Saturday, February 20, 2010

Those Little Holes

I occasionally find myself with free time while at work. It's especially so on these snowy days when the wind blows thick sprays of snow across the roads, startling you as you're driving in your car. All around you there is a blinding whiteness and for a moment you feel a gripping fear. When you can finally see, a relief settles, and you slow down with the rest of traffic.

My patients sometimes cancel their appointments on these days, and I don't blame them. My once full day is then pocketed with welcome idleness. Twenty minutes here, a five minute respite there, and sometimes there's even a full uninterrupted hour.

I like these breaks in my day: I sip my mug of unfinished Jasmine Pearls green tea, left over from lunch; I chat with my colleague, and we launch into a discussion of the books we are reading at home.

These moments energize me. They contrast with the unceasing flow of activity, the hours that run into each other, unrelieved by restful pauses. I spend the time with my patient, immersed in the interaction, each individual unique with her needs, his pain. I emerge from my examining room, often desiring a pause to imbibe the experience freshly received, a chance to reflect a little on its import.

But there is no time to do so. The day pushes forward in a whirl, and I find myself unwittingly on a treadmill.

So when I do have these holes in my schedule, I find them precious, careful not to fritter them away. To emerge from them with renewed vigor, to clear away the skeins of cobwebs that accumulate, those are my hopes.

The computer sits tantalizingly on my desk, on-line news and lighter fare mere clicks away. I try to resist, knowing from experience that these distractions ruffle rather than calm, dull rather than sharpen the senses.

I have in my desk drawer, stashed between script pads and insurance forms, a book of poetry.
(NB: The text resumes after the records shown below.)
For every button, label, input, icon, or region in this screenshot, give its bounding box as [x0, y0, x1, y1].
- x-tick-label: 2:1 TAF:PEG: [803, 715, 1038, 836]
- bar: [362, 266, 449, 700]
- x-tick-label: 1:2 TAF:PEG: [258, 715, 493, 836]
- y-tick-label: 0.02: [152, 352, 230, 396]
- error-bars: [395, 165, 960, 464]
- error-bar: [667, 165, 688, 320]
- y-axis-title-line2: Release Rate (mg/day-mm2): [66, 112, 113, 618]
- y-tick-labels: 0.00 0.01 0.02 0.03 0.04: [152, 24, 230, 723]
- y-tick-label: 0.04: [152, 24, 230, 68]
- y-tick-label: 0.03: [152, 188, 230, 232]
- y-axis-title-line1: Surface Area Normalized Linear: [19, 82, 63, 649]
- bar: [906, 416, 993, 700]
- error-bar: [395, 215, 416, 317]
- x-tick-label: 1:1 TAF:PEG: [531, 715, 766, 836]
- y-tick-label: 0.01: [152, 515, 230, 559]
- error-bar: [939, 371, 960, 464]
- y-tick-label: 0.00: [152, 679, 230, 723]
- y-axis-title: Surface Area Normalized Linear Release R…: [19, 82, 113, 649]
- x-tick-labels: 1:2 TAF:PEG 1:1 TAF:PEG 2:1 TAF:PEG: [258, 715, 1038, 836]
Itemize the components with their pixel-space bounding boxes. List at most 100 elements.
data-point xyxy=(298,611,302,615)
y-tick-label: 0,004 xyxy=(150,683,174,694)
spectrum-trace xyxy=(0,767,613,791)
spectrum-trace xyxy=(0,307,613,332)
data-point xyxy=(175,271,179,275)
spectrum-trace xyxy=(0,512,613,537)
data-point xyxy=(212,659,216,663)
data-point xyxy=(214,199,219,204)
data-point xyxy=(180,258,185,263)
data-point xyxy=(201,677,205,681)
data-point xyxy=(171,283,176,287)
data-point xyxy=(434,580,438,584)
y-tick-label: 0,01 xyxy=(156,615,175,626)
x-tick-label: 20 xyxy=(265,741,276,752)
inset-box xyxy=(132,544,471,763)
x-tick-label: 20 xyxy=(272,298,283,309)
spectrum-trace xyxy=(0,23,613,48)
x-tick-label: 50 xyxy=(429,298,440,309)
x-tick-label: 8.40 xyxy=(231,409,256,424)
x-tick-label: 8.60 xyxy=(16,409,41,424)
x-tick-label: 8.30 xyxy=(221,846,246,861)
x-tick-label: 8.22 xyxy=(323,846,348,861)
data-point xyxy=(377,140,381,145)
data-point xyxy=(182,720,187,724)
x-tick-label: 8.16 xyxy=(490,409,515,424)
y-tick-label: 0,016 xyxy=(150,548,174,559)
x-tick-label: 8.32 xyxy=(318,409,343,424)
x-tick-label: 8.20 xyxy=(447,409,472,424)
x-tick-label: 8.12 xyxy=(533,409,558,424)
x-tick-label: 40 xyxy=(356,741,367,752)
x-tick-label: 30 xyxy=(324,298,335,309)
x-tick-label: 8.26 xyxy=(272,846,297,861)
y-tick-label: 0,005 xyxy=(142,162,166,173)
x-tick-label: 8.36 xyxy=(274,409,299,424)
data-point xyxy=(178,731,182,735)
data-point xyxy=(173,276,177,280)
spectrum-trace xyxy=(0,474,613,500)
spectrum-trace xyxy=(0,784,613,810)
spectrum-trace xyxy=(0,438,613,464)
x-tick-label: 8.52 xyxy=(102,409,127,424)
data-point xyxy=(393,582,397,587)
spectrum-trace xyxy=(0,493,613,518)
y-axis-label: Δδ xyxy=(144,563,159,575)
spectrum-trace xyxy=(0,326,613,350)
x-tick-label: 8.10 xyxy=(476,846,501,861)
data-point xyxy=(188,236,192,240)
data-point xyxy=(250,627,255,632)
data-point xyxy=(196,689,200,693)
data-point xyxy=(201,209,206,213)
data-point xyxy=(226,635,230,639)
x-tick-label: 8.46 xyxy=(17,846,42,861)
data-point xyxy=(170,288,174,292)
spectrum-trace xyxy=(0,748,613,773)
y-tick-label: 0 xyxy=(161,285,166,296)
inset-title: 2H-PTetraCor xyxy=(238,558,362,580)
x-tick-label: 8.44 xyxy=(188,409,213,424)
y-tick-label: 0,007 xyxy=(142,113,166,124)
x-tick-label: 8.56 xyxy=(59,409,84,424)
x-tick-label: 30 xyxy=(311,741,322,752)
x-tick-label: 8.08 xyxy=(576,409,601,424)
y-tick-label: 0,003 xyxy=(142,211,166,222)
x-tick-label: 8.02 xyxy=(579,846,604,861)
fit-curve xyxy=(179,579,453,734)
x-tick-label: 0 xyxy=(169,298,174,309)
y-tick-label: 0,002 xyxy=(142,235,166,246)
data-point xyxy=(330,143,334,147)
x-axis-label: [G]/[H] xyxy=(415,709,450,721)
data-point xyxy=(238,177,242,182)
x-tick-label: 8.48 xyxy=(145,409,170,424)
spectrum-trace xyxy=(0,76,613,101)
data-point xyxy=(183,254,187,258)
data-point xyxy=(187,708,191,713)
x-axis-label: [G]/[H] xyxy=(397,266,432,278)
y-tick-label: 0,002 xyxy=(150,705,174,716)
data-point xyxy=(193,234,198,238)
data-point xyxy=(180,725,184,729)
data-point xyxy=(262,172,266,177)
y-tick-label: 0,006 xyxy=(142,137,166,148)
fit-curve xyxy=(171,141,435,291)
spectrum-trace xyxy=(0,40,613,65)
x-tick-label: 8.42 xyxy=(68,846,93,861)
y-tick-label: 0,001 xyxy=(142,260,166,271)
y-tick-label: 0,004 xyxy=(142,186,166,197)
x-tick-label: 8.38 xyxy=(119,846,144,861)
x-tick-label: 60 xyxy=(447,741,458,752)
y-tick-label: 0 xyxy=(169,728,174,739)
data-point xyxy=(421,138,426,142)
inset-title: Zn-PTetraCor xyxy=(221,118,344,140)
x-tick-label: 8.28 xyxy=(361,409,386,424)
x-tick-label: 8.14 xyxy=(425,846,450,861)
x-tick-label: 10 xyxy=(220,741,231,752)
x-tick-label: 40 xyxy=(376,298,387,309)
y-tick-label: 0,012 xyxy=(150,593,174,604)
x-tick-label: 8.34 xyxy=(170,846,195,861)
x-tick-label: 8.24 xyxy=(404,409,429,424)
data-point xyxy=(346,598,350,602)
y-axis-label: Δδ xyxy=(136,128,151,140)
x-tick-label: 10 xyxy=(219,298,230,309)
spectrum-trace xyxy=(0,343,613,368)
During an unencumbered moment - between seeing patients - I read a poem. As I put the book down, getting ready to see my next patient, I feel the musicality of the verses, the humanity in them.

Or I brew another pot of tea, if time permits. If it's later in the afternoon, the tea may be Silver Needles, a white tea. Sometimes, I have maxed out on my ration of caffeine for the day and so I brew a pot of blueberry rooibos. I feel the warmth of the mug in my hands; I gaze at the watercolor of the azure-blue sky and water tacked on the wall above my desk.

Sometimes, I just sit at my desk, sipping from my mug, not looking at anything. I think about my patient I just saw. I still see her face, alternately sheepish and defiant because she is still smoking. She has emphysema and is unable to walk for more than a few yards without becoming winded. Her daughter sits nearby and shakes her head from time to time as her mom emphatically tells me, "I am really near quitting. I just need to cut down at my own pace."

The patient's daughter has heard this before, many times in this office, and she sighs, leaning back in her chair. My patient puts on her coat as our visit ends. She gives me a hug and tells me that maybe when I see her in three months, she will surprise me with good news.

1 comment:

Marilyn said...

I hope your patient does surprise you in three months. Enjoy those special quiet moments.